La Foundation for Environmental Education (Fee) ha pubblicato il nuovo elenco dei comuni che hanno ottenuto il riconoscimento di Bandiera Blu per le loro spiagge o porti turistici. La valutazione si basa soprattutto sulla qualità dell’acqua, ma anche sui servizi offerti ai bagnanti e sul rispetto dell’ambiente delle strutture.
Le nuove spiagge incluse nella lista sono 14, mentre tre sono state escluse, portando il totale dell’aumento a 11 e quello generale a 246. Non si tratta soltanto di località marittime: ci sono infatti 23 Bandiere Blu lacustri in tutta Italia, oltre a 87 porti turistici marittimi.
Indice
Le nuove Bandiere Blu del 2026
Nel suo nuovo rapporto per l’assegnazione delle Bandiere Blu in Italia, la Foundation for Environmental Education (Fee), Ong riconosciuta a livello mondiale con sede in Danimarca, ha incluso 14 nuovi comuni:
- in Calabria Amendolara (Cosenza), Montegiordano (Cosenza), Falerna (Catanzaro), Locri (Reggio Calabria);
- in Emilia Romagna Rimini;
- in Liguria Andora (Savona), Taggia (Imperia);
- in Lombardia Limone sul Garda (Brescia);
- in Puglia Morciano di Leuca (Lecce), Tricase (Lecce);
- in Sardegna Teulada (Sulcis Iglesiente);
- in Sicilia Ispica (Ragusa), Lipari (Messina);
- in Toscana Monte Argentario (Grosseto).

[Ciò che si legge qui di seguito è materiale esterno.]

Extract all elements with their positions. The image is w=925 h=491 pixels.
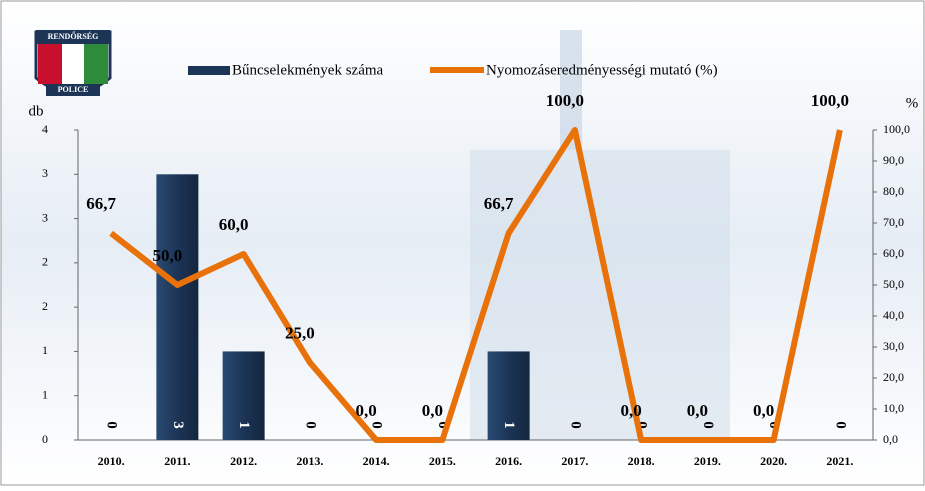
x-tick-label: 2016. [495,454,522,468]
background-tower [560,30,582,150]
y2-axis-label: % [906,95,919,111]
x-tick-label: 2011. [164,454,190,468]
logo-bottom: POLICE [58,85,89,94]
bar-value-label: 0 [634,421,650,429]
bar-value-label: 0 [567,421,583,429]
y-tick-label: 3 [42,210,48,224]
y2-tick-label: 10,0 [883,401,904,415]
bar [222,351,265,440]
line-value-label: 0,0 [687,401,708,420]
y-tick-label: 1 [42,387,48,401]
y2-tick-label: 0,0 [883,432,898,446]
y-tick-label: 2 [42,299,48,313]
line-value-label: 100,0 [546,91,584,110]
y2-tick-label: 60,0 [883,246,904,260]
bar [156,174,199,441]
line-value-label: 0,0 [356,401,377,420]
x-tick-label: 2017. [561,454,588,468]
bar-value-label: 1 [236,421,252,429]
line-value-label: 25,0 [285,323,315,342]
x-tick-label: 2020. [760,454,787,468]
line-value-label: 50,0 [153,246,183,265]
line-value-label: 0,0 [621,401,642,420]
x-tick-label: 2018. [628,454,655,468]
logo-band [36,30,110,44]
x-tick-label: 2010. [98,454,125,468]
y-tick-label: 3 [42,166,48,180]
legend-label: Nyomozáseredményességi mutató (%) [486,62,718,78]
x-tick-label: 2021. [826,454,853,468]
y-axis-label: db [29,103,44,119]
x-tick-label: 2012. [230,454,257,468]
line-value-label: 100,0 [811,91,849,110]
y-tick-label: 0 [42,432,48,446]
bar-value-label: 0 [302,421,318,429]
bar-value-label: 1 [501,421,517,429]
line-value-label: 0,0 [753,401,774,420]
bar-value-label: 0 [369,421,385,429]
logo-band [46,84,100,96]
line-value-label: 66,7 [484,194,514,213]
line-value-label: 0,0 [422,401,443,420]
y-tick-label: 2 [42,255,48,269]
y2-tick-label: 40,0 [883,308,904,322]
y2-tick-label: 50,0 [883,277,904,291]
logo: RENDŐRSÉG POLICE [34,30,112,96]
x-tick-label: 2013. [296,454,323,468]
bar-value-label: 0 [435,421,451,429]
bar-value-label: 3 [170,421,186,429]
line-value-label: 60,0 [219,215,249,234]
x-tick-label: 2019. [694,454,721,468]
y2-tick-label: 80,0 [883,184,904,198]
bar-value-label: 0 [832,421,848,429]
bar [487,351,530,440]
logo-top: RENDŐRSÉG [48,31,99,41]
logo-green [84,44,108,84]
x-tick-label: 2015. [429,454,456,468]
y2-tick-label: 30,0 [883,339,904,353]
line [109,127,843,443]
y2-tick-label: 100,0 [883,122,910,136]
legend-swatch [188,66,230,75]
bar-value-label: 0 [700,421,716,429]
legend-label: Bűncselekmények száma [232,62,384,78]
line-value-label: 66,7 [86,194,116,213]
logo-red [38,44,62,84]
y-tick-label: 4 [42,122,48,136]
y2-tick-label: 70,0 [883,215,904,229]
y2-tick-label: 90,0 [883,153,904,167]
bar-value-label: 0 [104,421,120,429]
y-tick-label: 1 [42,343,48,357]
y2-tick-label: 20,0 [883,370,904,384]
x-tick-label: 2014. [363,454,390,468]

Sono tre invece i Comuni che non si sono visti confermare il riconoscimento:
- San Felice Circeo (Latina);
- Patù (Lecce);
- Castrignano del Capo (Lecce).
Il numero totale di Bandiere Blu supera ora i 250, arrivando a 257 Comuni con 525 spiagge, l’11,6% delle località marittime o lacustri italiane.

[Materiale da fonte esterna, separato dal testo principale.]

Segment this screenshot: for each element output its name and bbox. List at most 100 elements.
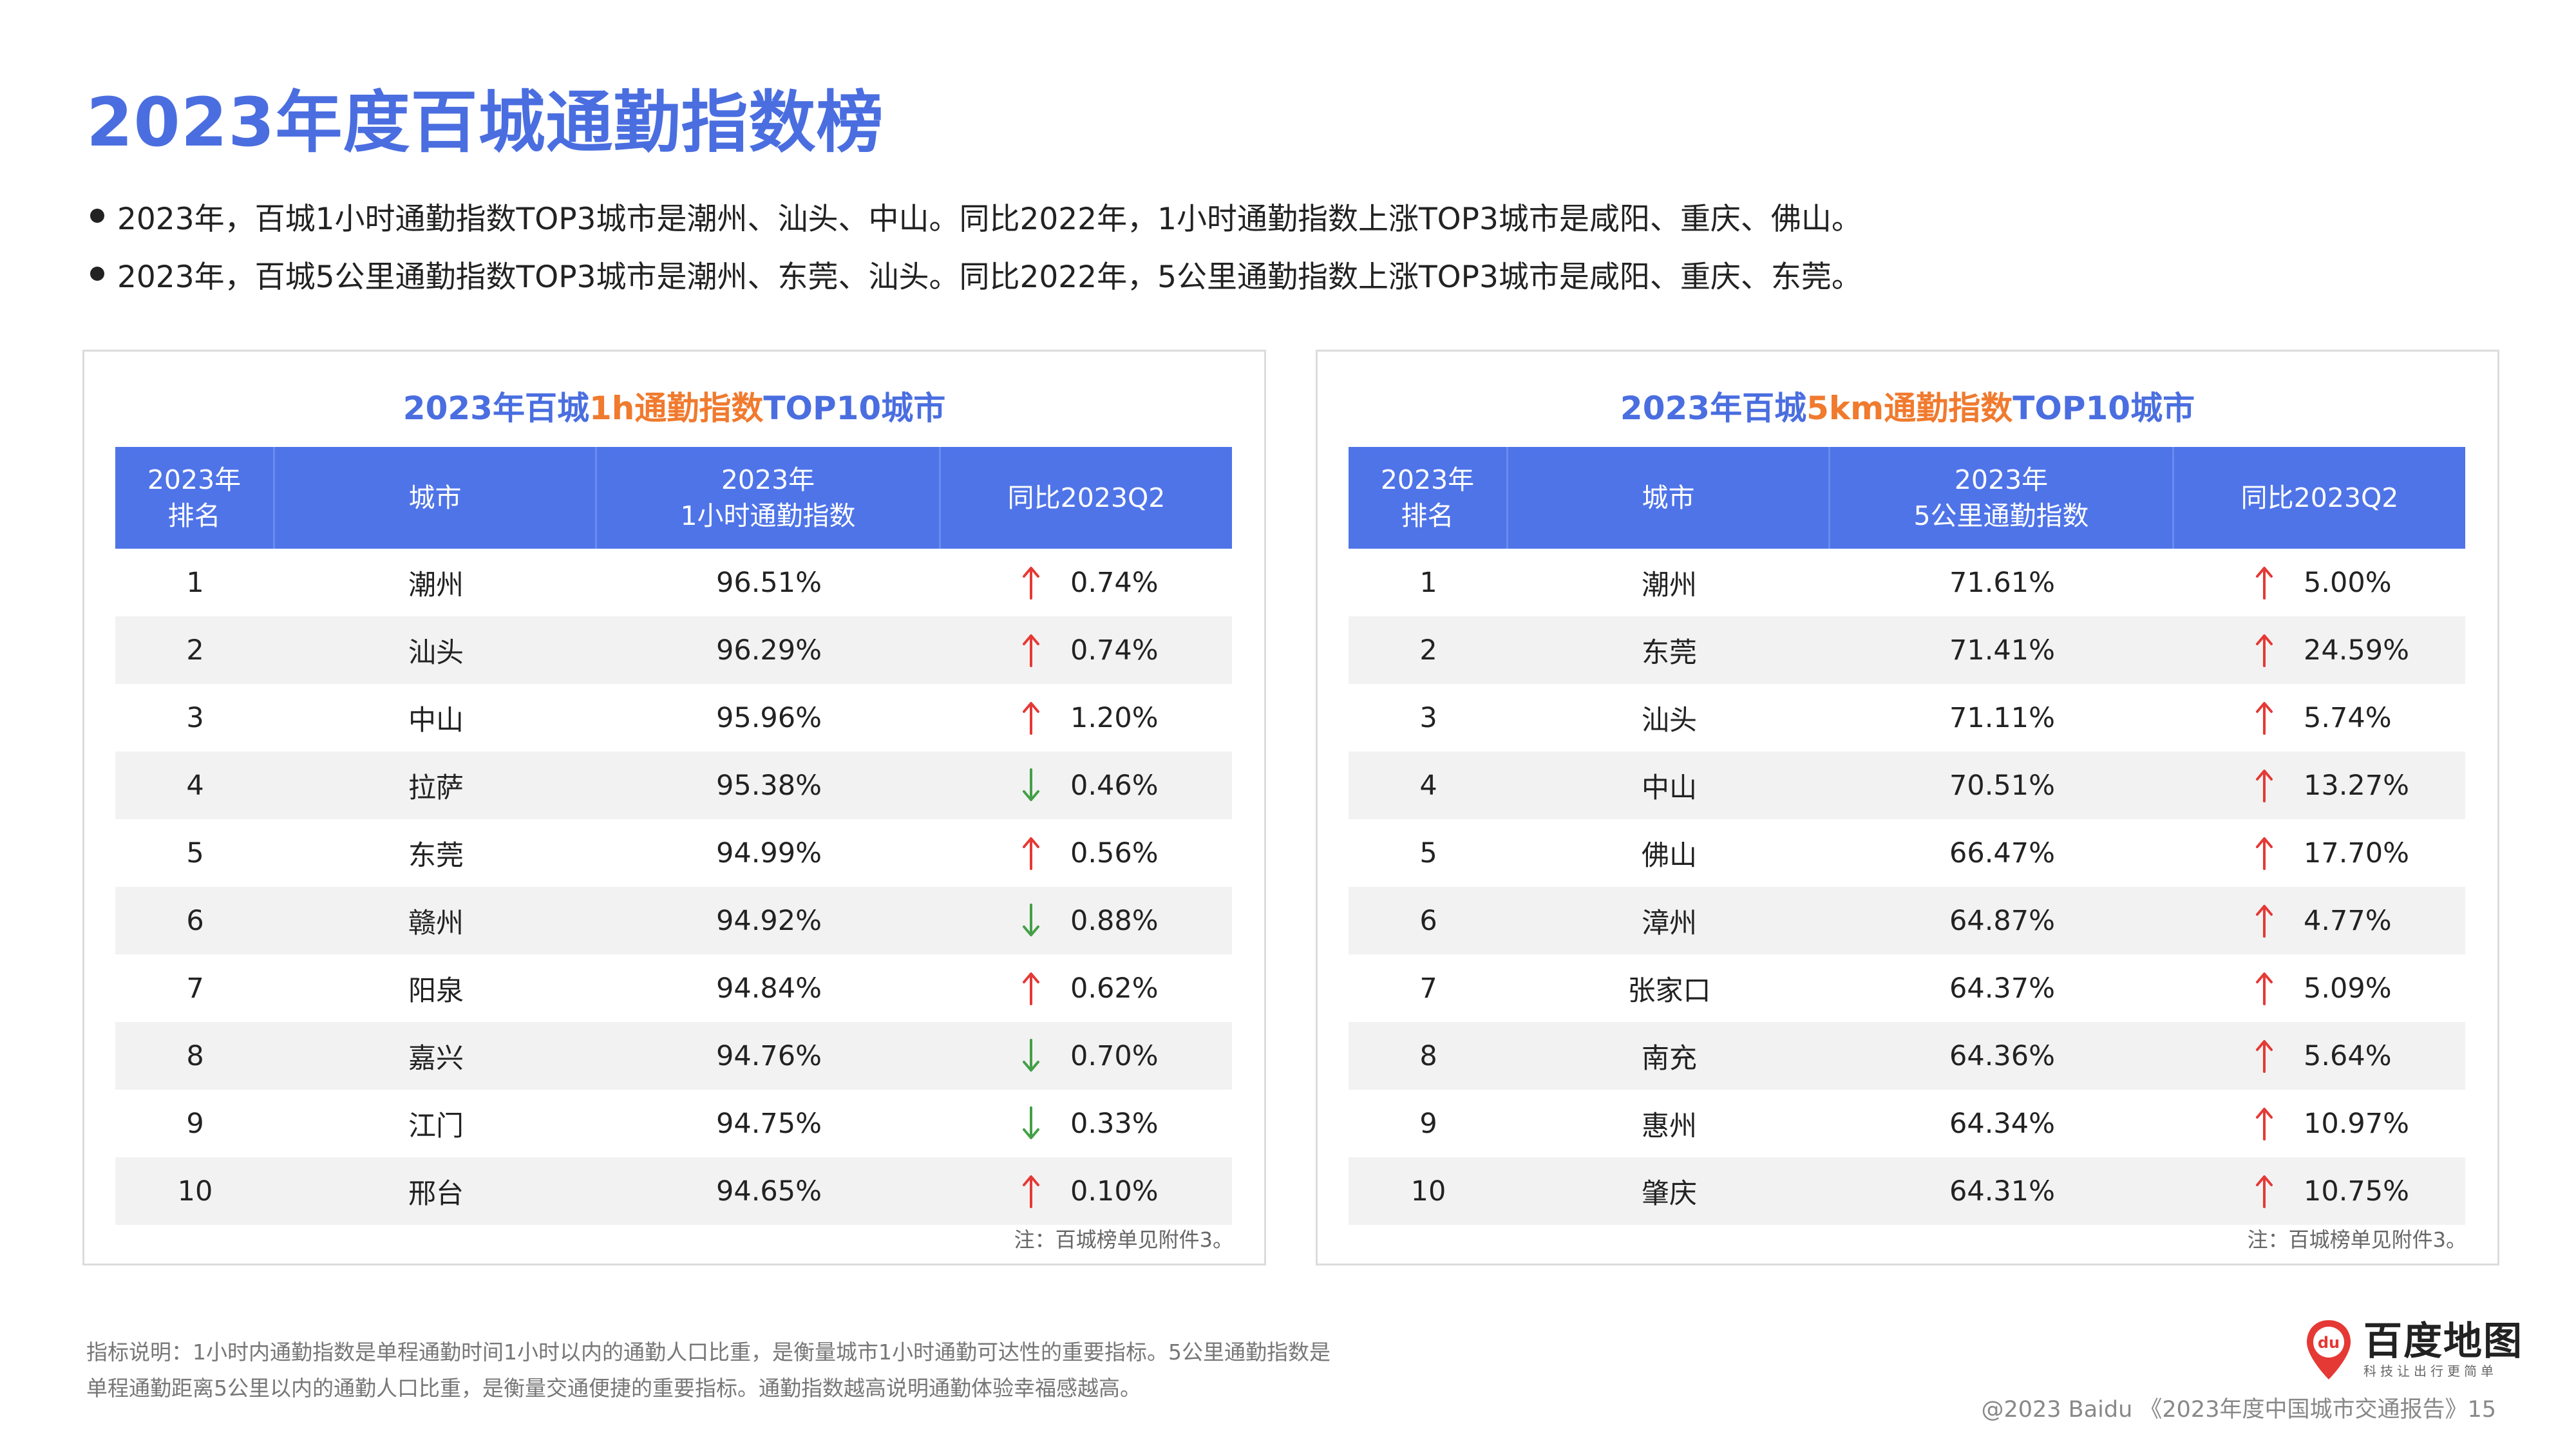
index-cell: 94.76% (716, 1039, 822, 1072)
rank-cell: 8 (1419, 1039, 1437, 1072)
table-row: 10 邢台 94.65% 0.10% (115, 1157, 1232, 1225)
table-row: 3 中山 95.96% 1.20% (115, 684, 1232, 752)
bullet-dot-icon (90, 209, 104, 223)
change-value: 0.10% (1070, 1175, 1159, 1208)
header-change: 同比2023Q2 (1007, 482, 1166, 513)
city-cell: 南充 (1642, 1042, 1697, 1075)
header-index: 2023年 5公里通勤指数 (1830, 447, 2174, 549)
panel-title-pre: 2023年百城 (1620, 390, 1807, 427)
rank-cell: 9 (1419, 1107, 1437, 1140)
city-cell: 惠州 (1642, 1110, 1697, 1142)
change-value: 5.74% (2304, 701, 2392, 734)
rank-cell: 3 (186, 701, 204, 734)
arrow-up-icon (2256, 567, 2273, 600)
rank-cell: 7 (1419, 972, 1437, 1005)
arrow-up-icon (2256, 770, 2273, 802)
table-row: 8 嘉兴 94.76% 0.70% (115, 1022, 1232, 1090)
change-value: 0.88% (1070, 904, 1159, 937)
change-value: 5.64% (2304, 1039, 2392, 1072)
city-cell: 汕头 (1642, 704, 1697, 737)
index-cell: 95.96% (716, 701, 822, 734)
change-value: 10.75% (2304, 1175, 2409, 1208)
table-note: 注：百城榜单见附件3。 (1014, 1227, 1233, 1252)
arrow-up-icon (2256, 837, 2273, 870)
arrow-up-icon (2256, 634, 2273, 667)
panel-title: 2023年百城5km通勤指数TOP10城市 (1318, 383, 2497, 429)
panel-title-pre: 2023年百城 (402, 390, 589, 427)
change-value: 0.74% (1070, 566, 1159, 599)
change-value: 5.09% (2304, 972, 2392, 1005)
bullet-dot-icon (90, 267, 104, 281)
table-note: 注：百城榜单见附件3。 (2247, 1227, 2467, 1252)
rank-cell: 4 (1419, 769, 1437, 802)
change-cell: 0.70% (941, 1038, 1232, 1074)
index-cell: 94.92% (716, 904, 822, 937)
header-rank-line2: 排名 (167, 500, 221, 531)
arrow-down-icon (1023, 904, 1039, 936)
table-row: 10 肇庆 64.31% 10.75% (1349, 1157, 2465, 1225)
table-row: 3 汕头 71.11% 5.74% (1349, 684, 2465, 752)
change-value: 10.97% (2304, 1107, 2409, 1140)
panel-title-accent: 5km通勤指数 (1806, 390, 2013, 427)
copyright: @2023 Baidu 《2023年度中国城市交通报告》15 (1981, 1397, 2496, 1423)
table-row: 7 张家口 64.37% 5.09% (1349, 954, 2465, 1022)
index-cell: 71.41% (1949, 634, 2055, 667)
city-cell: 东莞 (1642, 636, 1697, 669)
table-row: 8 南充 64.36% 5.64% (1349, 1022, 2465, 1090)
change-value: 0.62% (1070, 972, 1159, 1005)
city-cell: 中山 (1642, 772, 1697, 804)
arrow-up-icon (2256, 1175, 2273, 1208)
panel-title: 2023年百城1h通勤指数TOP10城市 (84, 383, 1264, 429)
change-value: 0.74% (1070, 634, 1159, 667)
panel-title-accent: 1h通勤指数 (589, 390, 764, 427)
baidu-map-logo: du 百度地图 科技让出行更简单 (2303, 1318, 2523, 1382)
rank-cell: 3 (1419, 701, 1437, 734)
change-cell: 0.88% (941, 903, 1232, 938)
table-row: 5 东莞 94.99% 0.56% (115, 819, 1232, 887)
table-header: 2023年 排名 城市 2023年 1小时通勤指数 同比2023Q2 (115, 447, 1232, 549)
page-title: 2023年度百城通勤指数榜 (86, 83, 884, 162)
city-cell: 赣州 (408, 907, 464, 940)
ranking-table-1h: 2023年 排名 城市 2023年 1小时通勤指数 同比2023Q2 1 潮州 96.5… (115, 447, 1232, 1225)
index-cell: 64.34% (1949, 1107, 2055, 1140)
rank-cell: 2 (1419, 634, 1437, 667)
logo-sub-text: 科技让出行更简单 (2363, 1363, 2497, 1379)
city-cell: 佛山 (1642, 839, 1697, 872)
arrow-up-icon (1023, 702, 1039, 735)
table-row: 2 东莞 71.41% 24.59% (1349, 616, 2465, 684)
change-cell: 4.77% (2174, 903, 2465, 938)
change-cell: 5.64% (2174, 1038, 2465, 1074)
change-value: 17.70% (2304, 837, 2409, 869)
header-index-line1: 2023年 (1954, 464, 2049, 495)
rank-cell: 1 (186, 566, 204, 599)
rank-cell: 10 (1410, 1175, 1446, 1208)
change-value: 13.27% (2304, 769, 2409, 802)
arrow-down-icon (1023, 1106, 1039, 1139)
table-row: 1 潮州 96.51% 0.74% (115, 549, 1232, 616)
rank-cell: 4 (186, 769, 204, 802)
summary-bullets: 2023年，百城1小时通勤指数TOP3城市是潮州、汕头、中山。同比2022年，1… (90, 187, 1862, 303)
index-cell: 64.37% (1949, 972, 2055, 1005)
rank-cell: 8 (186, 1039, 204, 1072)
change-cell: 0.74% (941, 565, 1232, 600)
change-cell: 0.62% (941, 971, 1232, 1006)
header-index: 2023年 1小时通勤指数 (597, 447, 941, 549)
header-index-line2: 1小时通勤指数 (680, 500, 856, 531)
header-change: 同比2023Q2 (2240, 482, 2399, 513)
change-value: 0.70% (1070, 1039, 1159, 1072)
change-cell: 5.74% (2174, 700, 2465, 735)
change-value: 0.56% (1070, 837, 1159, 869)
change-cell: 5.00% (2174, 565, 2465, 600)
index-cell: 66.47% (1949, 837, 2055, 869)
header-rank-line1: 2023年 (1380, 464, 1475, 495)
arrow-up-icon (2256, 1108, 2273, 1141)
ranking-panel-1h: 2023年百城1h通勤指数TOP10城市 2023年 排名 城市 2023年 1小时… (82, 350, 1266, 1265)
index-cell: 94.99% (716, 837, 822, 869)
change-cell: 10.75% (2174, 1173, 2465, 1209)
table-row: 2 汕头 96.29% 0.74% (115, 616, 1232, 684)
table-row: 9 江门 94.75% 0.33% (115, 1090, 1232, 1157)
change-cell: 17.70% (2174, 835, 2465, 871)
arrow-up-icon (2256, 905, 2273, 938)
index-cell: 95.38% (716, 769, 822, 802)
city-cell: 拉萨 (408, 772, 464, 804)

Le regioni con più Bandiere Blu
Come già accaduto negli scorsi anni, la regione più premiata in assoluto per il numero di Bandiere Blu è la Liguria, con una netta distanza rispetto alla Calabria e la Puglia, al secondo posto. La classifica completa recita:
- Liguria, 35 comuni (+2);
- Calabria 27 comuni (+4);
- Puglia, 27 comuni (+0);
- Campania, 20 comuni (+0);
- Marche, 20 comuni (+0);
- Toscana, 20 comuni (+1);
- Sardegna, 17 comuni (+1);
- Abruzzo, 16 comuni (+0);
- Sicilia, 16 comuni (+2);
- Trentino-Alto Adige, 12 comuni (+0);
- Emilia Romana 11, comuni (+1);
- Lazio, 10 comuni (-1);
- Veneto, 9 comuni (+0);
- Basilicata 5 comuni (+0);
- Lombardia, 4 comuni (+1);
- Piemonte 4 comuni (+0);
- Friuli-Venezia Giulia 2 comuni (+0);
- Molise 2 comuni (+0).
Come viene assegnata una Bandiera Blu
La base del modo in cui la Foundation for Environmental Education assegna le Bandiere Blu è la qualità dell’acqua. Non si tratta, peraltro, di una valutazione istantanea, ma di analisi che proseguono nel corso di 4 anni prima che la Ong possa certificare una qualità minima che permetta di ottenere la Bandiera Blu. I test avvengono solo nel periodo estivo, ma i loro risultati non sono gli unici parametri valutati.
Altri fattori che possono essere importanti per i comuni che vogliono ottenere una Bandiera Blu sono:
- una rete fognaria e una depurazione efficienti;
- una raccolta differenziata molto avanzata;
- urbanistica sviluppata in senso pedonale e ciclistico;
- servizi di salvataggio nelle spiagge e abbattimento delle barriere architettoniche.
I vantaggi di ottenere una Bandiera Blu per un Comune sono diversi, tra cui anche una maggiore attività nel mercato immobiliare locale.